Most of us, when we were children, longed for when we would grow up. For some, that meant finally achieving those curves, muscles, and height they desired, and for others, that meant achieving independence. We imagined that one day, in some magical way, we would solve a difficult puzzle or master the elusive feat that gave us the unlock code to know our life paths as adults.

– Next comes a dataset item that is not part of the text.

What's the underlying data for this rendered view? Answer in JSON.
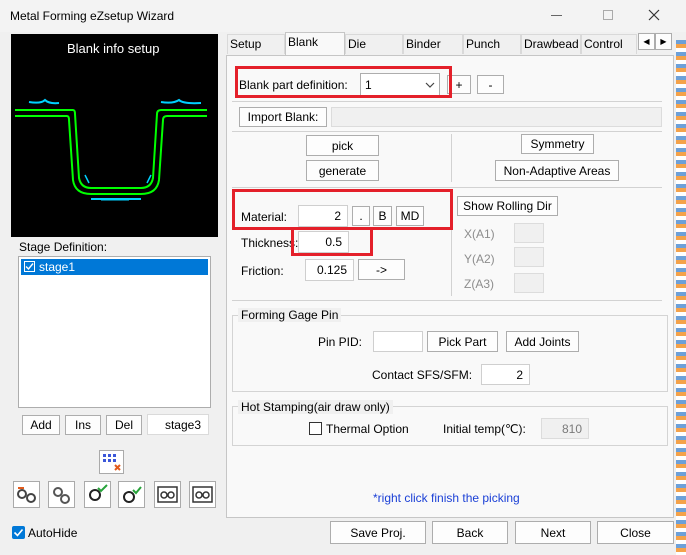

What usually happened, however, was that we eventually learned that growing up is more than just reaching a particular date, signing an apartment lease, or settling into the rigors of a new family or a new career. It’s about learning to define this new adult existence and navigating the path that’s right for you; run your business, hone your hustle, and do what’s necessary without compromising your goals, dreams, and individual essence along the way.
It’s a challenge (or a battle) that we will continually go through, especially women. As they say, the struggle is real and the issues we face are probably as generational as they are systemic.
I was only born in the 1970s, but that era was full of positive changes regarding women’s autonomy and rights. My mother’s generation was the first to use birth control and open and manage their own bank accounts. I remember magazines and TV ads showing proud working women who reveled in their freedoms, women who could better regulate their family sizes or, in many cases, educate themselves and renounce marriage altogether. Popular culture quickly reflected the evolution of shows and movies focusing on women’s varied choices; if she wasn’t on a board or behind a desk, she ran the house with efficiency and grace. Many have taught their own daughters to take advantage of changing times by dreaming bigger, reaching higher, and achieving more.
Unfortunately, it’s called “the grind” for a reason. The longer women began to juggle multiple roles and responsibilities, especially for lower wages than their male counterparts (while still being responsible for a greater share of household chores and childcare), the more we burned out – and it started before the pandemic. Lawmakers have yet to legislate effective policies that guarantee our collective security, compensation and childcare, while still insisting that women matter and families are essential threads of the company duvet.
We encourage each other to vote, protest, make calls and fight the power from within, but how often do we fight for ourselves? It’s fine to be a boss, a diva and a queen who stays in “kill” mode, but guess what? The crowns are heavy. With the same fervor with which we set out to conquer the world, we must show ourselves.
What does it look like? It means delegating and putting yourself higher on your (seemingly bottomless) priority list. Those of us with families can and should ask people to step in more often, and if they offer overtime, but you’re too tired to read the screen with understanding, don’t force yourself. Daylight saving time has just started, and most of us could definitely show up earlier for some extra winks. Actress Cameron Diaz mentioned on a recent podcast that she lives in “wild beast” mode and no longer washes her face. It’s his prerogative and frankly, a lot of TMI, but we should still find an area where we can give ourselves more slack.
News of another celebrity got me thinking about deeper self-care. Singer and reality TV star Traci Braxton, younger sister of singer-actress Toni Braxton, died after a year-long battle with cancer this month. The fact that she would have turned 51 in April is another reminder of the fragility of life and the importance of health checks as we age.
Shingles and staycations didn’t cross our minds back then, but that’s what adulthood demands: keeping an eye on ourselves and trying to make life easier for others. in the process. Let’s put those crowns aside on occasion and tell ourselves to take it easy. Getting to another day means being intact to get there, right?
Lorrie Irby Jackson is a columnist at The Briefing. Email him at [email protected].